FIG. 1 is a plan view illustrating an embodiment of the present invention. FIG. 2 is a perspective view illustrating a hot ray source feeding means according to an embodiment of the present invention. FIG. 3 is a sectional view of a small infrared spot lamp. FIG. 4 is a diagram illustrating adhesive force in connection according to an embodiment of the present invention.
FIG. 5 is a diagram showing an example of measurement of adhesive force according to an embodiment of the present invention. FIG. 6 is a half sectional view showing the structure of the present invention. FIG. 7 is a half-sectional side view showing the configuration of the present invention. FIG. 8 is a front view showing a conventional connection method. FIG. 9 is a sectional view illustrating another embodiment of the present invention. Explanation of symbols, 1...Infrared small spot lamp, 2...Drive unit, 3...Feed screw, 4...Guide shaft, 5...Reciprocating table, 6...Relay device, 21...

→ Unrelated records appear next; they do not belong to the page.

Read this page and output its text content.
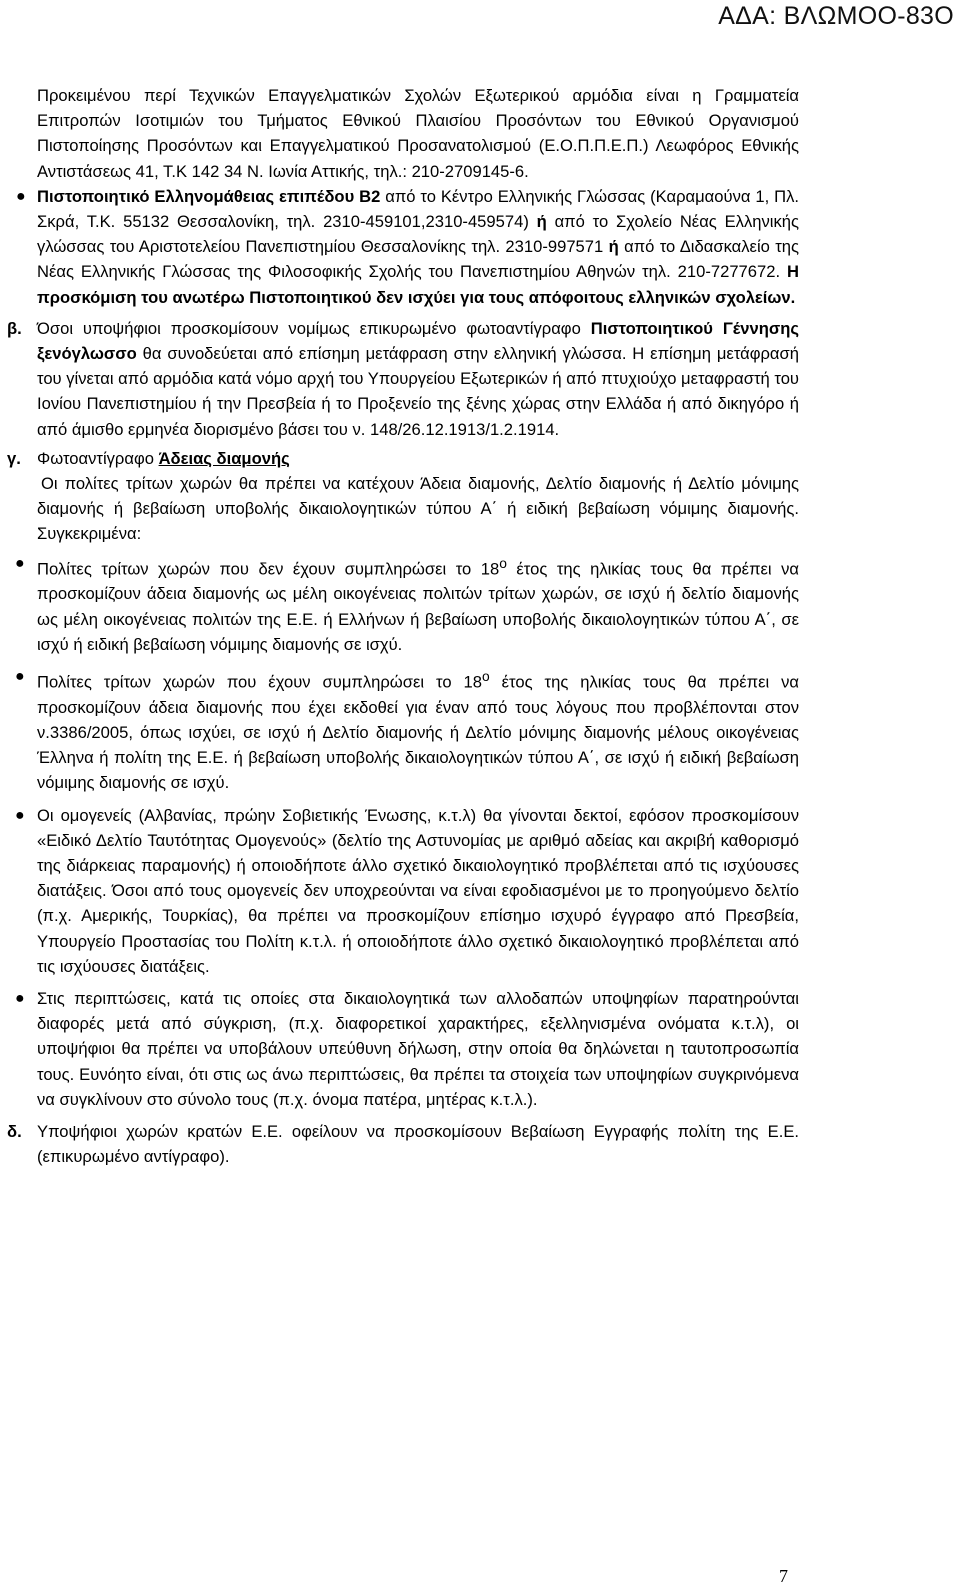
ΑΔΑ: ΒΛΩΜΟΟ-83Ο

Προκειμένου περί Τεχνικών Επαγγελματικών Σχολών Εξωτερικού αρμόδια είναι η Γραμματεία Επιτροπών Ισοτιμιών του Τμήματος Εθνικού Πλαισίου Προσόντων του Εθνικού Οργανισμού Πιστοποίησης Προσόντων και Επαγγελματικού Προσανατολισμού (Ε.Ο.Π.Π.Ε.Π.) Λεωφόρος Εθνικής Αντιστάσεως 41, Τ.Κ 142 34 Ν. Ιωνία Αττικής, τηλ.: 210-2709145-6.

● Πιστοποιητικό Ελληνομάθειας επιπέδου Β2 από το Κέντρο Ελληνικής Γλώσσας (Καραμαούνα 1, Πλ. Σκρά, Τ.Κ. 55132 Θεσσαλονίκη, τηλ. 2310-459101,2310-459574) ή από το Σχολείο Νέας Ελληνικής γλώσσας του Αριστοτελείου Πανεπιστημίου Θεσσαλονίκης τηλ. 2310-997571 ή από το Διδασκαλείο της Νέας Ελληνικής Γλώσσας της Φιλοσοφικής Σχολής του Πανεπιστημίου Αθηνών τηλ. 210-7277672. Η προσκόμιση του ανωτέρω Πιστοποιητικού δεν ισχύει για τους απόφοιτους ελληνικών σχολείων.

β. Όσοι υποψήφιοι προσκομίσουν νομίμως επικυρωμένο φωτοαντίγραφο Πιστοποιητικού Γέννησης ξενόγλωσσο θα συνοδεύεται από επίσημη μετάφραση στην ελληνική γλώσσα. Η επίσημη μετάφρασή του γίνεται από αρμόδια κατά νόμο αρχή του Υπουργείου Εξωτερικών ή από πτυχιούχο μεταφραστή του Ιονίου Πανεπιστημίου ή την Πρεσβεία ή το Προξενείο της ξένης χώρας στην Ελλάδα ή από δικηγόρο ή από άμισθο ερμηνέα διορισμένο βάσει του ν. 148/26.12.1913/1.2.1914.

γ. Φωτοαντίγραφο Άδειας διαμονής

Οι πολίτες τρίτων χωρών θα πρέπει να κατέχουν Άδεια διαμονής, Δελτίο διαμονής ή Δελτίο μόνιμης διαμονής ή βεβαίωση υποβολής δικαιολογητικών τύπου Α΄ ή ειδική βεβαίωση νόμιμης διαμονής. Συγκεκριμένα:

● Πολίτες τρίτων χωρών που δεν έχουν συμπληρώσει το $18^o$ έτος της ηλικίας τους θα πρέπει να προσκομίζουν άδεια διαμονής ως μέλη οικογένειας πολιτών τρίτων χωρών, σε ισχύ ή δελτίο διαμονής ως μέλη οικογένειας πολιτών της Ε.Ε. ή Ελλήνων ή βεβαίωση υποβολής δικαιολογητικών τύπου Α΄, σε ισχύ ή ειδική βεβαίωση νόμιμης διαμονής σε ισχύ.

● Πολίτες τρίτων χωρών που έχουν συμπληρώσει το $18^o$ έτος της ηλικίας τους θα πρέπει να προσκομίζουν άδεια διαμονής που έχει εκδοθεί για έναν από τους λόγους που προβλέπονται στον ν.3386/2005, όπως ισχύει, σε ισχύ ή Δελτίο διαμονής ή Δελτίο μόνιμης διαμονής μέλους οικογένειας Έλληνα ή πολίτη της Ε.Ε. ή βεβαίωση υποβολής δικαιολογητικών τύπου Α΄, σε ισχύ ή ειδική βεβαίωση νόμιμης διαμονής σε ισχύ.

● Οι ομογενείς (Αλβανίας, πρώην Σοβιετικής Ένωσης, κ.τ.λ) θα γίνονται δεκτοί, εφόσον προσκομίσουν «Ειδικό Δελτίο Ταυτότητας Ομογενούς» (δελτίο της Αστυνομίας με αριθμό αδείας και ακριβή καθορισμό της διάρκειας παραμονής) ή οποιοδήποτε άλλο σχετικό δικαιολογητικό προβλέπεται από τις ισχύουσες διατάξεις. Όσοι από τους ομογενείς δεν υποχρεούνται να είναι εφοδιασμένοι με το προηγούμενο δελτίο (π.χ. Αμερικής, Τουρκίας), θα πρέπει να προσκομίζουν επίσημο ισχυρό έγγραφο από Πρεσβεία, Υπουργείο Προστασίας του Πολίτη κ.τ.λ. ή οποιοδήποτε άλλο σχετικό δικαιολογητικό προβλέπεται από τις ισχύουσες διατάξεις.

● Στις περιπτώσεις, κατά τις οποίες στα δικαιολογητικά των αλλοδαπών υποψηφίων παρατηρούνται διαφορές μετά από σύγκριση, (π.χ. διαφορετικοί χαρακτήρες, εξελληνισμένα ονόματα κ.τ.λ), οι υποψήφιοι θα πρέπει να υποβάλουν υπεύθυνη δήλωση, στην οποία θα δηλώνεται η ταυτοπροσωπία τους. Ευνόητο είναι, ότι στις ως άνω περιπτώσεις, θα πρέπει τα στοιχεία των υποψηφίων συγκρινόμενα να συγκλίνουν στο σύνολο τους (π.χ. όνομα πατέρα, μητέρας κ.τ.λ.).

δ. Υποψήφιοι χωρών κρατών Ε.Ε. οφείλουν να προσκομίσουν Βεβαίωση Εγγραφής πολίτη της Ε.Ε. (επικυρωμένο αντίγραφο).

7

...Container, 27...Film, 28...Airtight chamber, 3
0... Clip, 33... Hard substrate (panel),
34...Flexible substrate.

Claims (1)

[Scope of Claims] 1. A connection device in which an anisotropic conductive film is used to bond a connecting portion between an extraction electrode portion provided on a rigid flat display panel and a flexible printed circuit board, comprising: The above panel is superimposed and fixed on top, hydrostatic pressure is applied to the lower surface of the flexible printed circuit board, and a heat source such as infrared rays provided above the panel is focused on the joint part to make the joint part anisotropic. Connected by a conductive film,
A multi-lead connection method characterized in that all connections are completed by sequentially moving the heat sources.